If I come home late at night
I will see them decorating the lawns,
even the narrow medians, as if someone
had cast them in bronze for a rustic effect,
but getting only the usual clutter.
If I rise early, perhaps to run
out past the stop sign and up and down
the hill, then into the park and back again,
I may huff around a corner and meet one,
almost crashing flat into its velvet flanks.

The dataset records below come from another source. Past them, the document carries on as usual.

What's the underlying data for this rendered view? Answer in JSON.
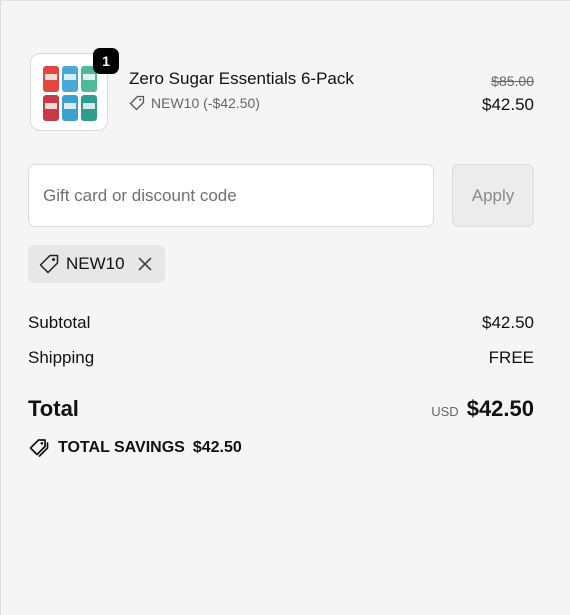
{
  "line_item": {
    "quantity": "1",
    "name": "Zero Sugar Essentials 6-Pack",
    "discount_label": "NEW10 (-$42.50)",
    "compare_price": "$85.00",
    "final_price": "$42.50",
    "image_icon": "product-cans-icon"
  },
  "discount_form": {
    "placeholder": "Gift card or discount code",
    "apply_label": "Apply"
  },
  "applied_code": {
    "code": "NEW10",
    "tag_icon": "tag-icon",
    "remove_icon": "close-icon"
  },
  "summary": {
    "subtotal_label": "Subtotal",
    "subtotal_value": "$42.50",
    "shipping_label": "Shipping",
    "shipping_value": "FREE",
    "total_label": "Total",
    "currency": "USD",
    "total_value": "$42.50",
    "savings_label": "TOTAL SAVINGS",
    "savings_value": "$42.50",
    "savings_icon": "tags-icon"
  },
  "colors": {
    "background": "#f5f5f5",
    "badge": "#000000",
    "apply_button_bg": "#ececec",
    "chip_bg": "#e7e7e7"
  }
}
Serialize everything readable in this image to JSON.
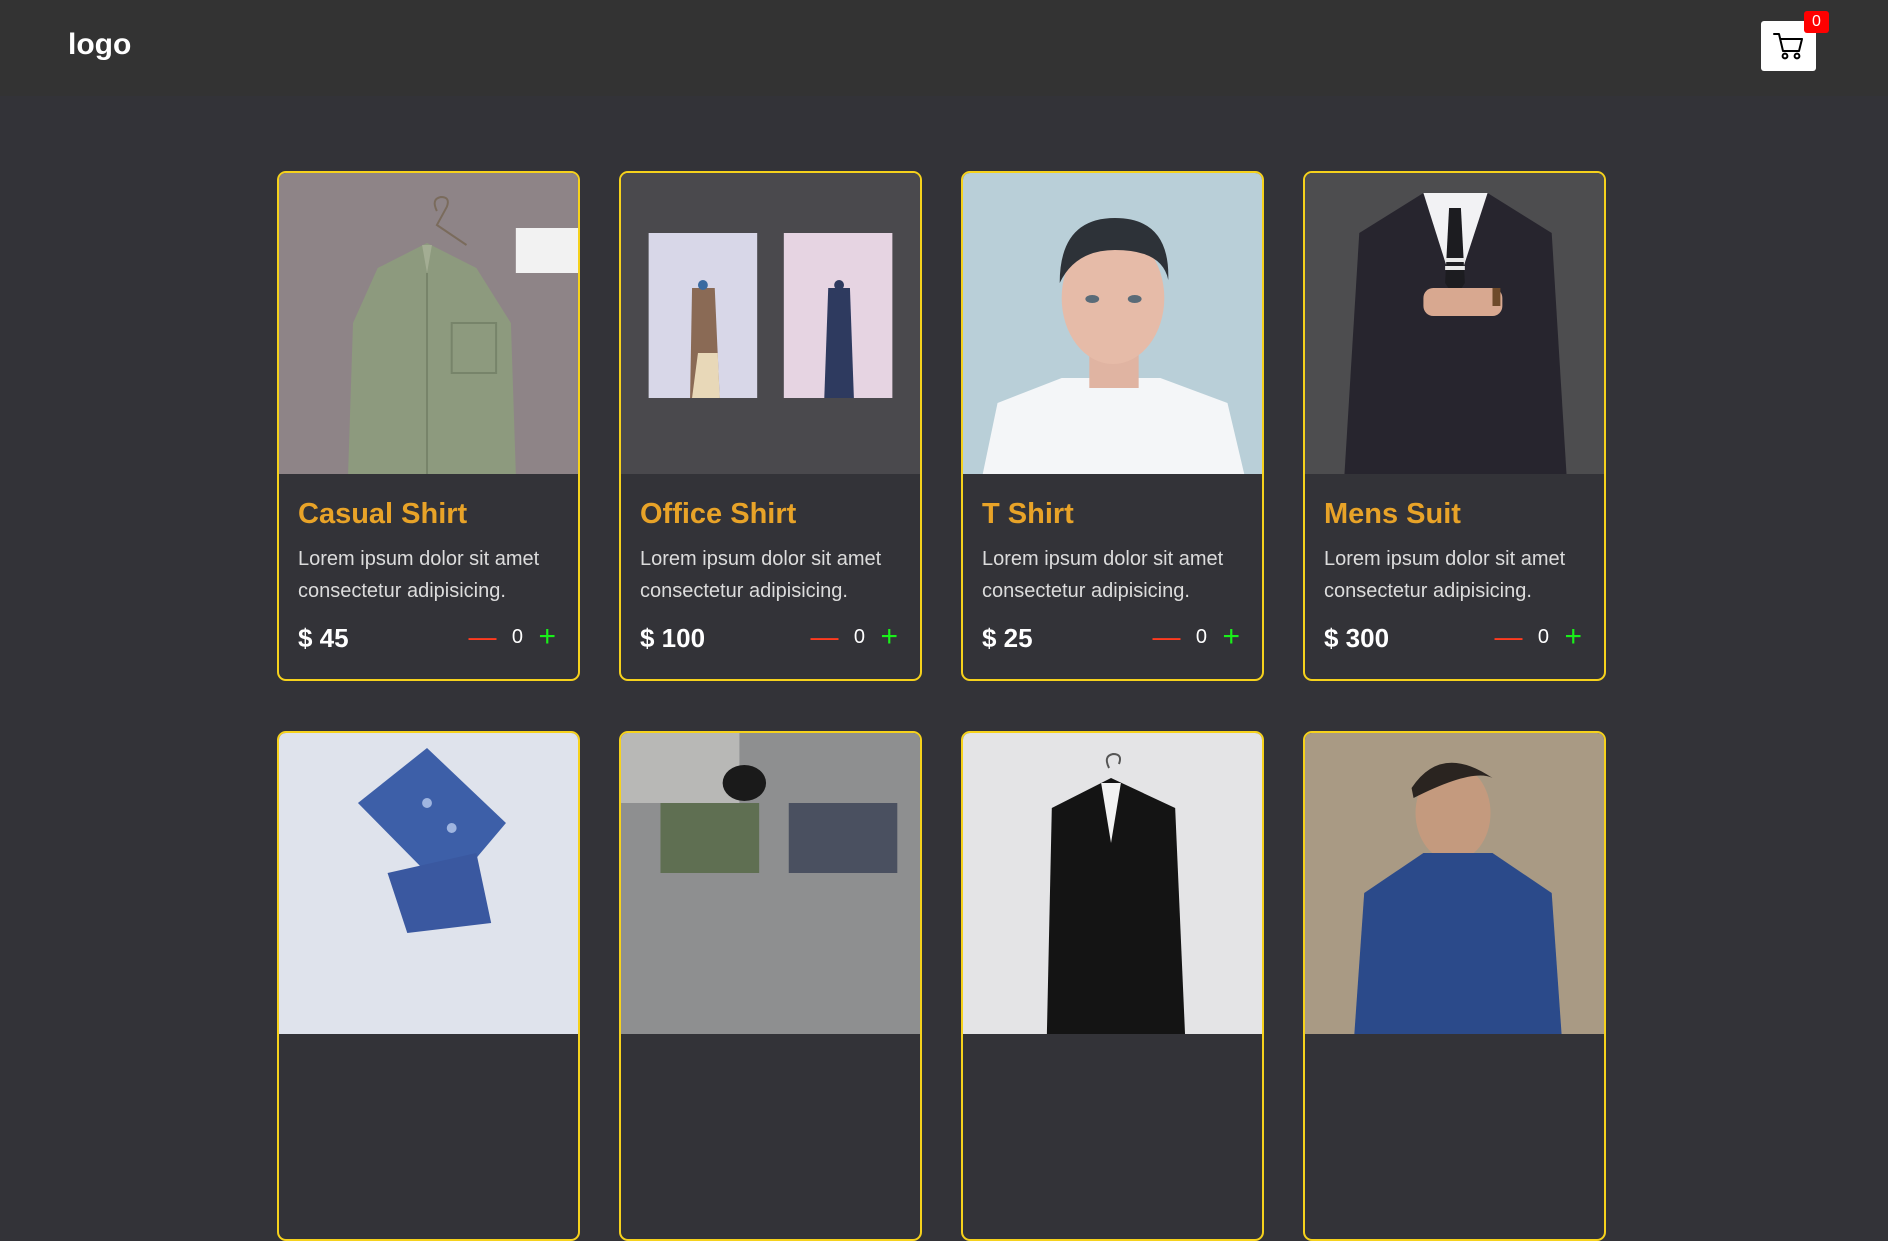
{
  "header": {
    "logo": "logo",
    "cart_count": "0"
  },
  "products": [
    {
      "title": "Casual Shirt",
      "desc": "Lorem ipsum dolor sit amet consectetur adipisicing.",
      "price": "$ 45",
      "qty": "0"
    },
    {
      "title": "Office Shirt",
      "desc": "Lorem ipsum dolor sit amet consectetur adipisicing.",
      "price": "$ 100",
      "qty": "0"
    },
    {
      "title": "T Shirt",
      "desc": "Lorem ipsum dolor sit amet consectetur adipisicing.",
      "price": "$ 25",
      "qty": "0"
    },
    {
      "title": "Mens Suit",
      "desc": "Lorem ipsum dolor sit amet consectetur adipisicing.",
      "price": "$ 300",
      "qty": "0"
    }
  ],
  "controls": {
    "minus": "—",
    "plus": "+"
  },
  "colors": {
    "accent": "#f6d21c",
    "title": "#e8a328",
    "minus": "#ff3b1f",
    "plus": "#19f019",
    "badge": "#ff0000"
  }
}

It is likely to stand its ground and chuff
at me and drop its pronged head,
knowing a trespasser when it sees one.
North Lamar Bus
The bus stopped near a halfway house,
a shelter, some little factory
for making brooms or keychains,
where people otherwise incapable
could escape their hospitals,
walled like prisons or preserves.
One woman was always the last one on,
a character from Dürer,
eyes of a fish or frog, a mouth
that gaped and bubbled, some menace
to her hair, stiff-brushed
but ready to spring at something.
She stomped in the aisle, a giant’s feet
aiming at what might be there,
bugs we didn’t see fleeing before her.
Her work done, she would turn on
one of us and catch an embarrassed eye
and announce, “I am disturbed!”
We looked among ourselves,
making an evaluation. We agreed
she was able, well enough, to ride our bus.
Monty Jones is a writer in Austin. His poems have appeared in the Texas Observer, Christian Science Monitor, North Dakota Quarterly, Southern Poetry Review, New Mexico Humanities Review, Arcadia, and other publications.